Forlì-Cesena, fotovoltaico senza pace: intralci anche dalla Regione

Forlì-Cesena, fotovoltaico senza pace: intralci anche dalla Regione

FORLI' - Il presidente della Provincia di Forlì-Cesena Massimo Bulbi ha scritto una lettera al presidente della Regione Emilia-Romagna Vasco Errani per esprimere le sue preoccupazioni in merito alla delibera della Giunta Regionale del 15 novembre scorso, relativa alle nuove linee guida per l'installazione di impianti fotovoltaici sul territorio regionale. le linee guida regionali potrebbero generare nuove difficoltà per effetto della retroattività della norma.

 

Appena risolti, con la chiarificazione del Ministero, i dubbi sull'attribuzione di competenze tra Comuni e Provincia per l'autorizzazione di tali impianti, Scrive il presidente Bulbi: "Ho seguito con estrema attenzione le vicende degli ultimi mesi legate all'individuazione delle competenze per l'autorizzazione degli impianti fotovoltaici, ed ora, con altrettanta partecipazione sta seguendo il percorso avviato per l'approvazione delle linee guida regionali. E' evidente che una regolamentazione tesa ad evitare un disordinato diffondersi di questi impianti andava elaborata, mi rammarico però che le "nuove regole" siano state predisposte a prescindere dal confronto con le Province, i Comuni, le maggiori categorie economiche o altri portatori di interesse, che avrebbero sicuramente portato contributi di esperienza e conoscenza".

 

A riguardo continua il presidente Bulbi: "Non posso esimermi dal rappresentare il forte impatto negativo che avrebbe l'applicazione della lett. b) del punto 1) della delibera, dove si stabilisce una norma retroattiva sui procedimenti autorizzativi in itinere; questa aprirebbe innumerevoli contenziosi con le ditte proponenti, che spesso hanno già investito risorse in studi e progettazioni per poter presentare le domande e hanno già sottoscritto con ENEL esosi preventivi di connessione.
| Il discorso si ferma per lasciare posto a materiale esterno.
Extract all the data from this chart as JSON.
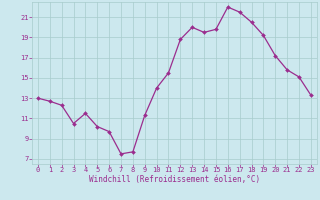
{
  "x": [
    0,
    1,
    2,
    3,
    4,
    5,
    6,
    7,
    8,
    9,
    10,
    11,
    12,
    13,
    14,
    15,
    16,
    17,
    18,
    19,
    20,
    21,
    22,
    23
  ],
  "y": [
    13,
    12.7,
    12.3,
    10.5,
    11.5,
    10.2,
    9.7,
    7.5,
    7.7,
    11.3,
    14.0,
    15.5,
    18.8,
    20.0,
    19.5,
    19.8,
    22.0,
    21.5,
    20.5,
    19.2,
    17.2,
    15.8,
    15.1,
    13.3
  ],
  "line_color": "#9b2d8e",
  "marker": "D",
  "marker_size": 2.0,
  "bg_color": "#cce8ee",
  "grid_color": "#a8cccc",
  "xlabel": "Windchill (Refroidissement éolien,°C)",
  "xlim": [
    -0.5,
    23.5
  ],
  "ylim": [
    6.5,
    22.5
  ],
  "yticks": [
    7,
    9,
    11,
    13,
    15,
    17,
    19,
    21
  ],
  "xticks": [
    0,
    1,
    2,
    3,
    4,
    5,
    6,
    7,
    8,
    9,
    10,
    11,
    12,
    13,
    14,
    15,
    16,
    17,
    18,
    19,
    20,
    21,
    22,
    23
  ],
  "tick_label_color": "#9b2d8e",
  "tick_label_size": 5.0,
  "xlabel_size": 5.5,
  "xlabel_color": "#9b2d8e",
  "line_width": 0.9
}
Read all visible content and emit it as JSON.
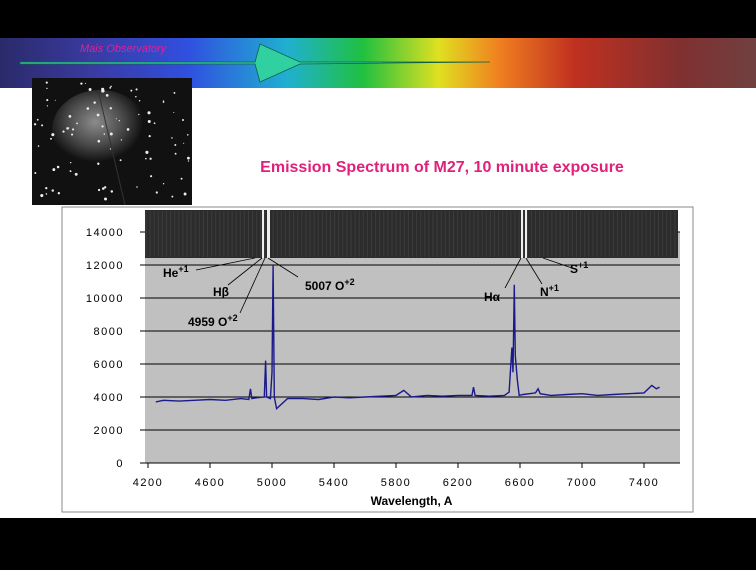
{
  "banner": {
    "text": "Mais Observatory"
  },
  "chart_data": {
    "type": "line",
    "title": "Emission Spectrum of M27, 10 minute exposure",
    "x_label": "Wavelength, A",
    "xlim": [
      4200,
      7600
    ],
    "xticks": [
      4200,
      4600,
      5000,
      5400,
      5800,
      6200,
      6600,
      7000,
      7400
    ],
    "ylim": [
      0,
      14000
    ],
    "yticks": [
      0,
      2000,
      4000,
      6000,
      8000,
      10000,
      12000,
      14000
    ],
    "grid": true,
    "x": [
      4250,
      4300,
      4400,
      4500,
      4600,
      4700,
      4800,
      4850,
      4861,
      4870,
      4900,
      4950,
      4959,
      4965,
      4990,
      5000,
      5007,
      5015,
      5030,
      5100,
      5200,
      5300,
      5400,
      5500,
      5600,
      5700,
      5800,
      5850,
      5900,
      6000,
      6100,
      6200,
      6290,
      6300,
      6310,
      6400,
      6500,
      6530,
      6548,
      6555,
      6563,
      6570,
      6583,
      6595,
      6620,
      6700,
      6717,
      6730,
      6800,
      6900,
      7000,
      7100,
      7200,
      7300,
      7400,
      7450,
      7480,
      7500
    ],
    "series": [
      {
        "color": "#1a1a8c",
        "values": [
          3700,
          3800,
          3750,
          3800,
          3850,
          3800,
          3900,
          3850,
          4500,
          3900,
          3950,
          4000,
          6200,
          4000,
          3900,
          5500,
          12000,
          4000,
          3300,
          3900,
          3900,
          3850,
          4000,
          3950,
          4000,
          4050,
          4100,
          4400,
          4000,
          4100,
          4050,
          4100,
          4100,
          4600,
          4100,
          4050,
          4100,
          4300,
          7000,
          5500,
          10800,
          6500,
          5000,
          4100,
          4150,
          4250,
          4500,
          4200,
          4100,
          4150,
          4200,
          4100,
          4150,
          4200,
          4250,
          4700,
          4500,
          4600
        ]
      }
    ],
    "annotations": [
      {
        "text": "He",
        "sup": "+1"
      },
      {
        "text": "Hβ"
      },
      {
        "text": "4959 O",
        "sup": "+2"
      },
      {
        "text": "5007 O",
        "sup": "+2"
      },
      {
        "text": "Hα"
      },
      {
        "text": "N",
        "sup": "+1"
      },
      {
        "text": "S",
        "sup": "+1"
      }
    ]
  }
}
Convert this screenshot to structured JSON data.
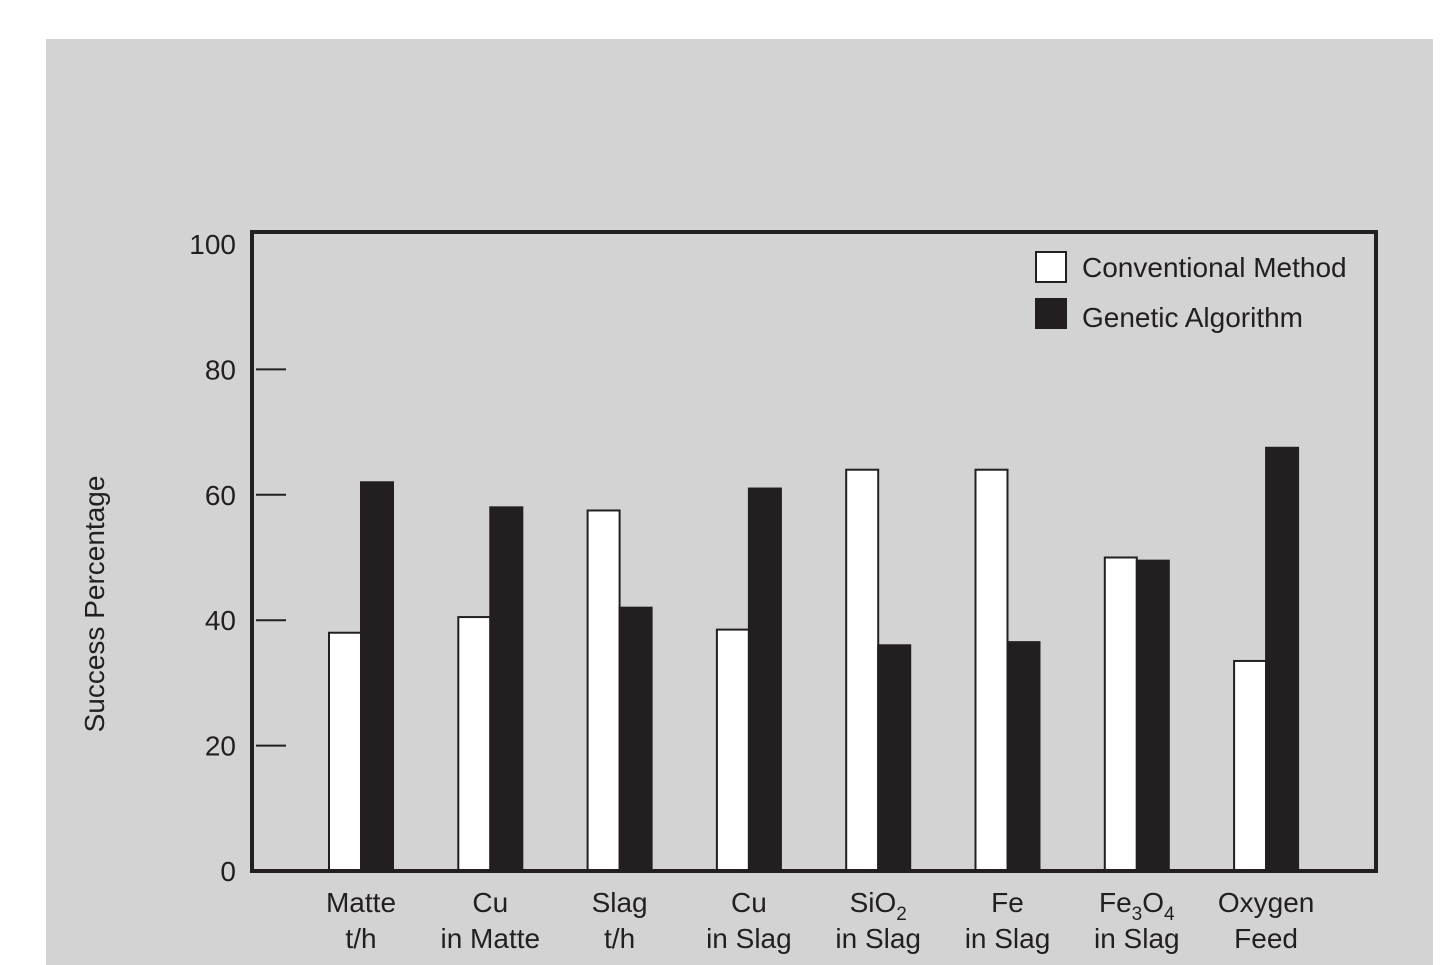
{
  "chart_data": {
    "type": "bar",
    "categories": [
      {
        "line1": "Matte",
        "line1_sub": "",
        "line1_tail": "",
        "line2": "t/h"
      },
      {
        "line1": "Cu",
        "line1_sub": "",
        "line1_tail": "",
        "line2": "in Matte"
      },
      {
        "line1": "Slag",
        "line1_sub": "",
        "line1_tail": "",
        "line2": "t/h"
      },
      {
        "line1": "Cu",
        "line1_sub": "",
        "line1_tail": "",
        "line2": "in Slag"
      },
      {
        "line1": "SiO",
        "line1_sub": "2",
        "line1_tail": "",
        "line2": "in Slag"
      },
      {
        "line1": "Fe",
        "line1_sub": "",
        "line1_tail": "",
        "line2": "in Slag"
      },
      {
        "line1": "Fe",
        "line1_sub": "3",
        "line1_tail": "O",
        "line1_sub2": "4",
        "line2": "in Slag"
      },
      {
        "line1": "Oxygen",
        "line1_sub": "",
        "line1_tail": "",
        "line2": "Feed"
      }
    ],
    "series": [
      {
        "name": "Conventional Method",
        "color": "#ffffff",
        "values": [
          38,
          40.5,
          57.5,
          38.5,
          64,
          64,
          50,
          33.5
        ]
      },
      {
        "name": "Genetic Algorithm",
        "color": "#231f20",
        "values": [
          62,
          58,
          42,
          61,
          36,
          36.5,
          49.5,
          67.5
        ]
      }
    ],
    "ylabel": "Success Percentage",
    "ylim": [
      0,
      100
    ],
    "yticks": [
      "0",
      "20",
      "40",
      "60",
      "80",
      "100"
    ],
    "ytick_values": [
      0,
      20,
      40,
      60,
      80,
      100
    ],
    "legend_position": "top-right",
    "grid": false
  }
}
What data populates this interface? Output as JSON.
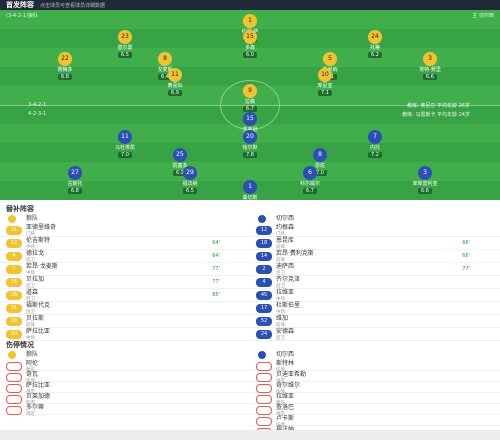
{
  "header": {
    "title": "首发阵容",
    "subtitle": "点击球员可查看球员详细数据"
  },
  "home": {
    "name": "狼队",
    "label": "(3-4-2-1)狼队",
    "formation": "3-4-2-1",
    "coach": "教练: 奥尼尔 平均年龄 26岁",
    "players": [
      {
        "name": "约瑟·萨",
        "num": "1",
        "rating": "6.3"
      },
      {
        "name": "基尔曼",
        "num": "23",
        "rating": "6.5"
      },
      {
        "name": "多森",
        "num": "15",
        "rating": "6.0"
      },
      {
        "name": "托蒂",
        "num": "24",
        "rating": "6.2"
      },
      {
        "name": "赛梅多",
        "num": "22",
        "rating": "6.8"
      },
      {
        "name": "戈麦斯",
        "num": "8",
        "rating": "6.4"
      },
      {
        "name": "莱米纳",
        "num": "5",
        "rating": "6.1"
      },
      {
        "name": "埃特-努里",
        "num": "3",
        "rating": "6.6"
      },
      {
        "name": "黄喜灿",
        "num": "11",
        "rating": "6.9"
      },
      {
        "name": "库尼亚",
        "num": "10",
        "rating": "7.1"
      },
      {
        "name": "拉森",
        "num": "9",
        "rating": "6.7"
      }
    ]
  },
  "away": {
    "name": "切尔西",
    "label": "主 切尔西",
    "formation": "4-2-3-1",
    "coach": "教练: 马雷斯卡 平均年龄 24岁",
    "players": [
      {
        "name": "杰克逊",
        "num": "15",
        "rating": "7.4"
      },
      {
        "name": "马杜埃凯",
        "num": "11",
        "rating": "7.0"
      },
      {
        "name": "帕尔默",
        "num": "20",
        "rating": "7.8"
      },
      {
        "name": "内托",
        "num": "7",
        "rating": "7.2"
      },
      {
        "name": "凯塞多",
        "num": "25",
        "rating": "6.9"
      },
      {
        "name": "恩佐",
        "num": "8",
        "rating": "7.0"
      },
      {
        "name": "古斯托",
        "num": "27",
        "rating": "6.8"
      },
      {
        "name": "福法纳",
        "num": "29",
        "rating": "6.5"
      },
      {
        "name": "科尔威尔",
        "num": "6",
        "rating": "6.7"
      },
      {
        "name": "库库雷利亚",
        "num": "3",
        "rating": "6.6"
      },
      {
        "name": "桑切斯",
        "num": "1",
        "rating": "6.4"
      }
    ]
  },
  "subs_title": "替补阵容",
  "home_subs": [
    {
      "name": "亚德里维奇",
      "num": "21",
      "pos": "门将"
    },
    {
      "name": "伦吉斯特",
      "num": "12",
      "pos": "中场",
      "time": "64'"
    },
    {
      "name": "德拉戈",
      "num": "4",
      "pos": "后卫",
      "time": "64'"
    },
    {
      "name": "若昂·戈麦斯",
      "num": "7",
      "pos": "中场",
      "time": "77'"
    },
    {
      "name": "贝拉加",
      "num": "16",
      "pos": "后卫",
      "time": "77'"
    },
    {
      "name": "道森",
      "num": "26",
      "pos": "后卫",
      "time": "85'"
    },
    {
      "name": "福斯代克",
      "num": "31",
      "pos": "后卫"
    },
    {
      "name": "贝拉斯",
      "num": "19",
      "pos": "前锋"
    },
    {
      "name": "萨拉比亚",
      "num": "30",
      "pos": "中场"
    }
  ],
  "away_subs": [
    {
      "name": "约根森",
      "num": "12",
      "pos": "门将"
    },
    {
      "name": "恩昆库",
      "num": "18",
      "pos": "前锋",
      "time": "66'"
    },
    {
      "name": "若昂·费利克斯",
      "num": "14",
      "pos": "前锋",
      "time": "66'"
    },
    {
      "name": "迪萨西",
      "num": "2",
      "pos": "后卫",
      "time": "77'"
    },
    {
      "name": "齐尔克泽",
      "num": "4",
      "pos": "后卫"
    },
    {
      "name": "拉维亚",
      "num": "45",
      "pos": "中场"
    },
    {
      "name": "杜斯伯里",
      "num": "17",
      "pos": "中场"
    },
    {
      "name": "维加",
      "num": "52",
      "pos": "前锋"
    },
    {
      "name": "安德森",
      "num": "24",
      "pos": "后卫"
    }
  ],
  "injuries_title": "伤停情况",
  "home_injuries": [
    {
      "name": "阿伦",
      "status": "腿伤"
    },
    {
      "name": "奇瓦",
      "status": "伤停"
    },
    {
      "name": "萨拉比亚",
      "status": "待定"
    },
    {
      "name": "贝莱加德",
      "status": "肌肉"
    },
    {
      "name": "多尔蒂",
      "status": "待定"
    }
  ],
  "away_injuries": [
    {
      "name": "斯特林",
      "status": "伤停"
    },
    {
      "name": "贝迪亚希勒",
      "status": "待定"
    },
    {
      "name": "奇尔维尔",
      "status": "伤停"
    },
    {
      "name": "拉维亚",
      "status": "腿伤"
    },
    {
      "name": "查洛巴",
      "status": "待定"
    },
    {
      "name": "卢卡斯",
      "status": "伤停"
    },
    {
      "name": "福法纳",
      "status": "待定"
    }
  ]
}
Evidenzio, in proposito, che attualmente sono avviati, presso l'Amministrazione provinciale, numerosi procedimenti per i quali era stata presentata la richiesta, successivamente al 25 agosto ai Comuni, per questi, il cambio dell'autorità competente, chiarito definitivamente dal Ministero solo qualche settimana fa, ha già creato fra gli operatori, ritardi e confusione. Una nuova modifica del quadro normativo, anticipata rispetto alle previsioni contenute nelle Linee Guida del Ministero, comporterebbe il rischio di rigetto di istanze prossime ad essere autorizzate, aprendo contenziosi e determinando una sostanziale sfiducia nel governo locale".

 

Il presidente della Provincia di Forlì-Cesena chiede quindi di rivedere la decisione, concertandola in tempio e modi, o per lo meno modificare il deliberato evitando il riferimento alla retroattività del provvedimento.

Commenti (1)

  • Avatar anonimo di LiberaMente
    LiberaMente

    In tempi di crisi e tagli, i meccanismi degli enti locali si arrugginiscono. Non dovrebbe stupire, quindi, che ognuno di essi cerchi un modo veloce per farsi ungere, sfruttando il business del momento.